大阪では、地下鉄の新線建設や大阪駅前の再開発があります。これにより、建設関係の求人は求人難の状況が続いています。
□学生数
出生率の低下による学生数の減少も、就職市場における需要と供給の関係に、供給不足として影響しています。
求人数と相関関係がある指標
では求人数はどうなっているのかということですが、新卒の求人数は、完全失業率及び有効求人倍率と相関関係(因果関係ではなく)があります。
下図は、独立行政法人労働政策・研修機構で掲載されているグラフです。
![](https://assets.st-note.com/img/1723935677927-9EXOfrDex1.jpg?width=1200)
出典:「図1 完全失業率、有効求人倍率」(独立行政法人労働政策・研修機構)
https://www.jil.go.jp/kokunai/statistics/timeseries/html/g0301.html
このグラフで2010年以降(グラフの右側)をみてほしいのですが、2010年あたりがピークだった完全失業率が下がり、その後は2.5%あたりで安定しています。
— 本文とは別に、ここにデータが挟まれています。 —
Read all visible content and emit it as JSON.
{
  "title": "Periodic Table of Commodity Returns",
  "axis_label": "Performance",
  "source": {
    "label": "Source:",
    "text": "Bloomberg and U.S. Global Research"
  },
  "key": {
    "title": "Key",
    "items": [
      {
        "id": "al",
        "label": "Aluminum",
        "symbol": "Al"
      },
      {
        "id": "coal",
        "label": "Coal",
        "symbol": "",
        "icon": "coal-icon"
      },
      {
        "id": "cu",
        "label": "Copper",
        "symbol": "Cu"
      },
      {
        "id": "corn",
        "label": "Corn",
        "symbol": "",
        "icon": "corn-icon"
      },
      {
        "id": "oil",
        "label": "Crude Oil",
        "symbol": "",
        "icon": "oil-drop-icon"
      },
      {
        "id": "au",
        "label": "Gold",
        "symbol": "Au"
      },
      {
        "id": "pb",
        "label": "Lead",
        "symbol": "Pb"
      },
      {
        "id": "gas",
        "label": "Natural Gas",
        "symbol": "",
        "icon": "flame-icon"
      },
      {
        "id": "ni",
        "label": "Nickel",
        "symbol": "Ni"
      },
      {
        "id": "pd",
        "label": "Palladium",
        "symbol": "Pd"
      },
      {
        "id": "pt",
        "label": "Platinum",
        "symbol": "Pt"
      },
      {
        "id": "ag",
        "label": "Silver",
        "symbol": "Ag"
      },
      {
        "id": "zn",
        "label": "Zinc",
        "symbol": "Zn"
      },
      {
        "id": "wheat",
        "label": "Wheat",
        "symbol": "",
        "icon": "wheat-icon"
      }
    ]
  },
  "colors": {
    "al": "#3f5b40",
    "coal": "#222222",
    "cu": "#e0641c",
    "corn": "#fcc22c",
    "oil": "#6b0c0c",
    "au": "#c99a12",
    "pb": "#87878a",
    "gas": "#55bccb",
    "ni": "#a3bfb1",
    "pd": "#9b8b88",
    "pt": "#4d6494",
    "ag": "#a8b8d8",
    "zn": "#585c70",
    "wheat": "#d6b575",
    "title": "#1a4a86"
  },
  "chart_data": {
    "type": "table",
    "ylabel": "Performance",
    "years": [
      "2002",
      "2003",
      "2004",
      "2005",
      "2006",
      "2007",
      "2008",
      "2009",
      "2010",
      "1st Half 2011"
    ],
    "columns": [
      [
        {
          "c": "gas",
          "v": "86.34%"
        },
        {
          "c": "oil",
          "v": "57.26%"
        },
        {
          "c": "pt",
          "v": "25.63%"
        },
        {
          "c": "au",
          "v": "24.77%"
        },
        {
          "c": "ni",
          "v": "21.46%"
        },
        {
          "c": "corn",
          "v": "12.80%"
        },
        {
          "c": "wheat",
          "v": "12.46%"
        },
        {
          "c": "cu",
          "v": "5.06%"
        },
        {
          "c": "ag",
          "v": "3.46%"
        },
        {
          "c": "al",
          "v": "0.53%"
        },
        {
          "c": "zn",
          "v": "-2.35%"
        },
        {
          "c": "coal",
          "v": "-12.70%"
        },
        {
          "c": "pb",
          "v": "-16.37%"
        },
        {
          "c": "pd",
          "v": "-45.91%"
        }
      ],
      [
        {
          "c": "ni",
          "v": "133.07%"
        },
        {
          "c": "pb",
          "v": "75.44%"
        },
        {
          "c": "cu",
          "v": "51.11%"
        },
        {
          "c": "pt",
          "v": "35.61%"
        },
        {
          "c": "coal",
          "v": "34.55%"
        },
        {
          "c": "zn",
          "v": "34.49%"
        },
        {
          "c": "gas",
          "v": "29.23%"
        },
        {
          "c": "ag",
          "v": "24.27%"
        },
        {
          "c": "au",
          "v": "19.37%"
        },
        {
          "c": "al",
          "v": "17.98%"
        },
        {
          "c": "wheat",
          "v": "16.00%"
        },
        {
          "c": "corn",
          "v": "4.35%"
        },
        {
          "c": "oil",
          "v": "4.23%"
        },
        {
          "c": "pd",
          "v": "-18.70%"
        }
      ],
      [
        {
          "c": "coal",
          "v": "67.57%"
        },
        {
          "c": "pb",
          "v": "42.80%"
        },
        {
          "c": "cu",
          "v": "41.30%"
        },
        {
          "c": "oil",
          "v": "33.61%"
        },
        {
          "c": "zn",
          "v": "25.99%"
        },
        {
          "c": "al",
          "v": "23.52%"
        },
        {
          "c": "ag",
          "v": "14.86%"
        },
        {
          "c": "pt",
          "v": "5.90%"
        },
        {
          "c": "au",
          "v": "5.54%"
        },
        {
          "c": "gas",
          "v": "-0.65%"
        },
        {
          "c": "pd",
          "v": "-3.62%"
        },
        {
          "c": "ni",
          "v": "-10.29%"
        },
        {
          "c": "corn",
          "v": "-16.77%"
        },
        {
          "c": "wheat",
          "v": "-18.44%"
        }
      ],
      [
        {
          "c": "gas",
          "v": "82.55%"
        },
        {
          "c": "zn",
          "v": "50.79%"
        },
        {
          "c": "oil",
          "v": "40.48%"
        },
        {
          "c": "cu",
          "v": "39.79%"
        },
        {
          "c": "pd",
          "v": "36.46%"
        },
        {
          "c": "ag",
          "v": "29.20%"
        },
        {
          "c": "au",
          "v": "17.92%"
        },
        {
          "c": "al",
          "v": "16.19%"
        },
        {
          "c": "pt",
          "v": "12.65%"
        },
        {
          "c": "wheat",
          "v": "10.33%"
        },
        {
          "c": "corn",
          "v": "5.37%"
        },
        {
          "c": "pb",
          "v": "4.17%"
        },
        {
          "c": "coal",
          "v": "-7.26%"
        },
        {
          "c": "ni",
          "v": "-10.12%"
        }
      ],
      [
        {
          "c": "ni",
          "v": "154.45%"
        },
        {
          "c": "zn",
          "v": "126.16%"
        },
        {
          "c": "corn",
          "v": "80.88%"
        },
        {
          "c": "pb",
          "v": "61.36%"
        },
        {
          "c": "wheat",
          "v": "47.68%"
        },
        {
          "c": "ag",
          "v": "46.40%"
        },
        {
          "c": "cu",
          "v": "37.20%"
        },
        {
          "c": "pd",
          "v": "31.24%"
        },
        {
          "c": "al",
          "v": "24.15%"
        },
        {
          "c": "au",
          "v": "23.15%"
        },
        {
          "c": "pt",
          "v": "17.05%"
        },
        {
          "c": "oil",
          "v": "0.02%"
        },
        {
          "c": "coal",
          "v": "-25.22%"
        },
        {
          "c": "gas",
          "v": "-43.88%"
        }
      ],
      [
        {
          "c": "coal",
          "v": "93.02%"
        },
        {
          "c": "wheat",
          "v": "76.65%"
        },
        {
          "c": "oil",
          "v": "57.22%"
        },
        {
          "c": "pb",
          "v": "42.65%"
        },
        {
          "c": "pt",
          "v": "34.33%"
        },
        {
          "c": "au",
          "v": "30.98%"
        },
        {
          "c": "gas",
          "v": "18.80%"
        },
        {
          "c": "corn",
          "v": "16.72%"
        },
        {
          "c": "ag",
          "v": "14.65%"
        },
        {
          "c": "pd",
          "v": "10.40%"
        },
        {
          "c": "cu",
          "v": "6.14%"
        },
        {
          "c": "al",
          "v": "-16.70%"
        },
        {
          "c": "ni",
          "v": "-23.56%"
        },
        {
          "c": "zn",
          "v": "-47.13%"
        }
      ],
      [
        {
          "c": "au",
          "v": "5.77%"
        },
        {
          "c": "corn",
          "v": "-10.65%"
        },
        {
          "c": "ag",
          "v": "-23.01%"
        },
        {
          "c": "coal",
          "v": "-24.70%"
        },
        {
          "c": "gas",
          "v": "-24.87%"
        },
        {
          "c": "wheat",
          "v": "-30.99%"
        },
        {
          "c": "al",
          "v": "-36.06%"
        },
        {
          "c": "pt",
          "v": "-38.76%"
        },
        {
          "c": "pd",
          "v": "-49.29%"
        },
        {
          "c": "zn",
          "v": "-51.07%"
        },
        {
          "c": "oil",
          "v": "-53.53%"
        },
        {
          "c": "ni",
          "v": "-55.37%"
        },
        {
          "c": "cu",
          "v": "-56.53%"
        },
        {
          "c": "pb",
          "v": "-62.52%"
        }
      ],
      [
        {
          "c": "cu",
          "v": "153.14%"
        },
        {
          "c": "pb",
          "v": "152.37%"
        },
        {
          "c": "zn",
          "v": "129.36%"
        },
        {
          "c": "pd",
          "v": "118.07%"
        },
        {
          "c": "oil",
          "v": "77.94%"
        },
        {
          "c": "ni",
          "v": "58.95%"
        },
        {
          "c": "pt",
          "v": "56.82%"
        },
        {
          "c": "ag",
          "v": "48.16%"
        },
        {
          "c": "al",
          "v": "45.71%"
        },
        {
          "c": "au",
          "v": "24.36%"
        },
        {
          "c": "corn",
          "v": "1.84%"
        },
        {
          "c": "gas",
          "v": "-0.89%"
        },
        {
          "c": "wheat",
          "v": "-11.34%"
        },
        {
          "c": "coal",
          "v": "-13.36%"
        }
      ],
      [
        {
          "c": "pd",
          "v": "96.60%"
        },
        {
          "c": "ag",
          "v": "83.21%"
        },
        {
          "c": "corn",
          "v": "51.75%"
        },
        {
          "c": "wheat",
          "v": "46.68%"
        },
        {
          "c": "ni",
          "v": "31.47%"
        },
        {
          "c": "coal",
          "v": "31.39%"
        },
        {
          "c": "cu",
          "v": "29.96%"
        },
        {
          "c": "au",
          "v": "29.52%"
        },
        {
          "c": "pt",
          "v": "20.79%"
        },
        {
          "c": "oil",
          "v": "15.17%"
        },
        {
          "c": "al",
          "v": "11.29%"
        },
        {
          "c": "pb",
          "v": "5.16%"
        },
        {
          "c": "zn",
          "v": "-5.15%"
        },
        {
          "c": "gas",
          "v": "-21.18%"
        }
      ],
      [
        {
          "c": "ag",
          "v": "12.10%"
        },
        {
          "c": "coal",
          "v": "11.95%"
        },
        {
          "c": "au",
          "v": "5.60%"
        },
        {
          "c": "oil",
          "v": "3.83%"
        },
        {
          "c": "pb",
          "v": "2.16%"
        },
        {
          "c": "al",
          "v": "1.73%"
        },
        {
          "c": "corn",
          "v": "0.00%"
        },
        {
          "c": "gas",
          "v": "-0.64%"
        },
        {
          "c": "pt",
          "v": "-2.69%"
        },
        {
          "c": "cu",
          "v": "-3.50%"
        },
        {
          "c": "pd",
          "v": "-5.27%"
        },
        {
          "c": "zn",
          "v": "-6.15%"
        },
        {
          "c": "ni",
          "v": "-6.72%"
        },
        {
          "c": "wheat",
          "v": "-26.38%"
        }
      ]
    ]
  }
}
有効求人倍率も2010年あたりを底として上昇し、変動はあるものの過去75年間の中で高水準を保っています。
工業系の専門学校は、景気の影響を受けにくいです。世の中がいくら不景気になろうが電気設備や電子機器の点検整備・入れ替えは生じますし、技術が進歩する限り情報システムの更新は生じるからです。
ただ求人数は、この完全失業率と反比例、有効求人倍率と正比例する傾向があります。
業種によって事情が異なるでしょうが、総じて今の新卒就職市場は、学生にとって有利な状況といえます。